Despite the high demand, all power grids in the Midwest and Northeast said they had enough resources to keep the lights on and the air conditioners humming this week.
In Chicago, temperatures hit 98 degrees Fahrenheit (36.7 Celsius) on Monday and were expected to reach 94 on Tuesday before dropping to near normal levels in the mid 80s on Wednesday, forecaster AccuWeather.com said.
The Midwest Independent Transmission System Operator (MISO), which operates the power grid in all or part of 11 U.S. Midwest states and the province of Manitoba in Canada, forecast demand could reach 99,000 megawatts (MW) on Tuesday, which would break the system's all-time peak of 98,526 MW set in July 2011.
In New York City, high temperatures hit 91 degrees Fahrenheit on Monday and were expected to reach 95 on Tuesday and 96 on Wednesday before falling to near normal levels in the 80s on Thursday, according to AccuWeather.com.
New York power company Consolidated Edison, which locked out its 8,000-member union workforce on July 1 due to a contract dispute, said it had ended a voltage reduction in some Manhattan neighborhoods late on Monday.
Con Edison continued to ask its 3.2 million customers in the New York metropolitan area to conserve power during the heat wave.

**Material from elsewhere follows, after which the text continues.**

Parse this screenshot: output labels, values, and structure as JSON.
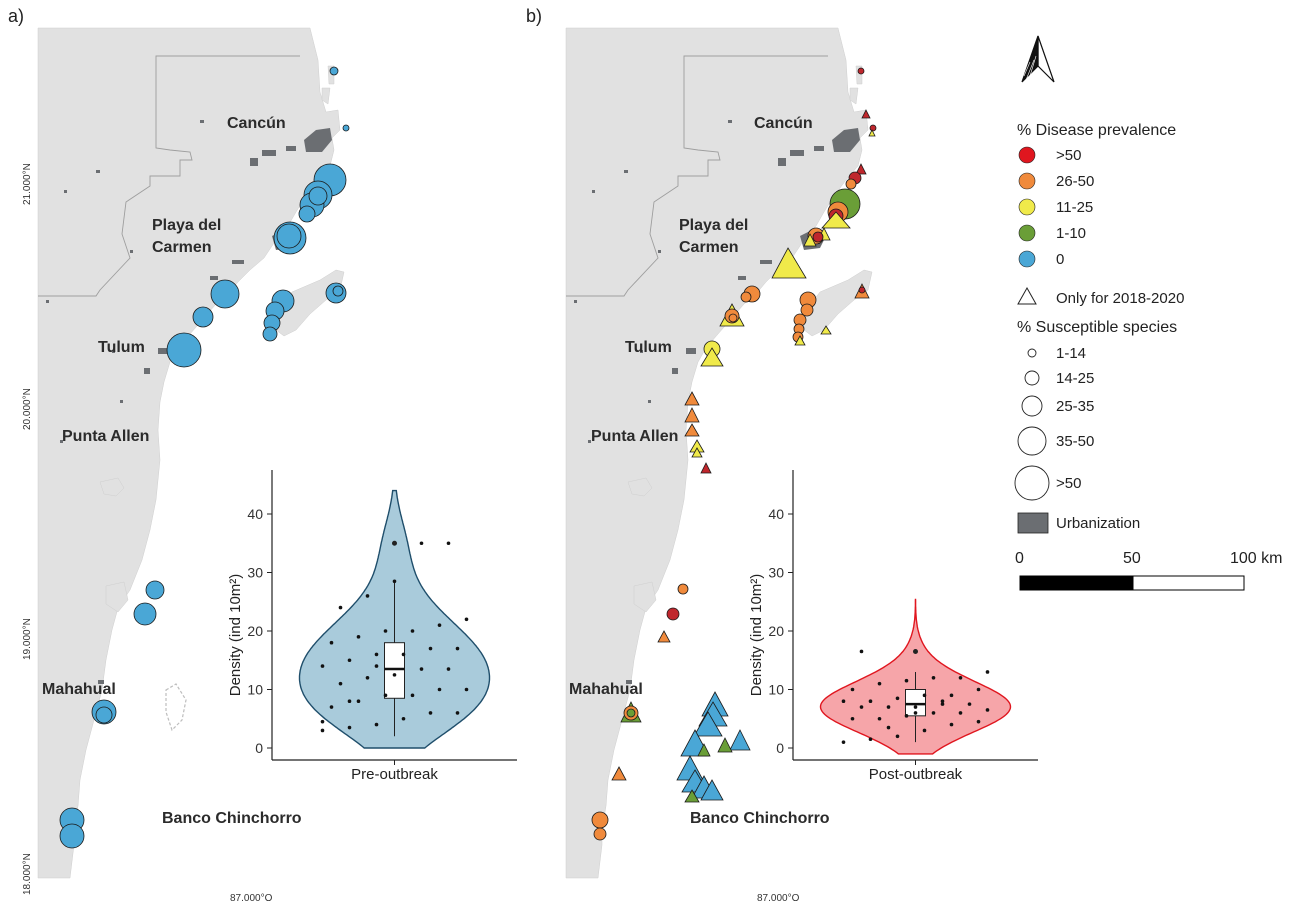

Con Edison said on Tuesday its system was working fine and only 97 customers were without power, which is low for a utility of its size at any time of year.
Other power grids in the Northeast and Midwest forecast high demand on Tuesday and Wednesday but not at record-breaking levels.
One megawatt can power about 1,000 homes.
To take some stress off the grids, the operators have asked generators and transmission owners to put off unnecessary maintenance.
MIDWEST LOOKING FOR POWER
In the Midwest, MISO also asked generators in neighboring grids to sell power into the MISO system.
Earlier this month, when generators outside MISO sold power into the Midwest grid, real-time power prices jumped sharply, briefly exceeding $1,000 per megawatt-hour.
By Tuesday afternoon, however, real-time prices in the major MISO hubs were mostly between $50 and $200.
The New York ISO, which operates the grid in the state, urged customers who participate in demand response programs to reduce power usage.
Earlier this summer, the New York ISO said it had over 1,000 MW of power reductions from its demand response programs.
ISO New England and PJM, the biggest U.S. power grid serving over 60 million people in all or parts of 13 Mid-Atlantic and Midwest states and the District of Columbia, said they had not yet activated their demand response programs and were not planning to do so during this heat wave.
Demand response programs pay consumers to cut electric use during peak times or when power prices are high by shutting off unnecessary lights, elevators and other equipment, reducing air-conditioning and even turning on backup generators to reduce the amount of power they take from the grid.
The biggest power companies in the regions baking in the latest heat wave include units of Duke Energy, Exelon Corp, FirstEnergy Corp, American Electric Power Co Inc, Xcel Energy Inc, Con Edison, National Grid PLC and Northeast Utilities.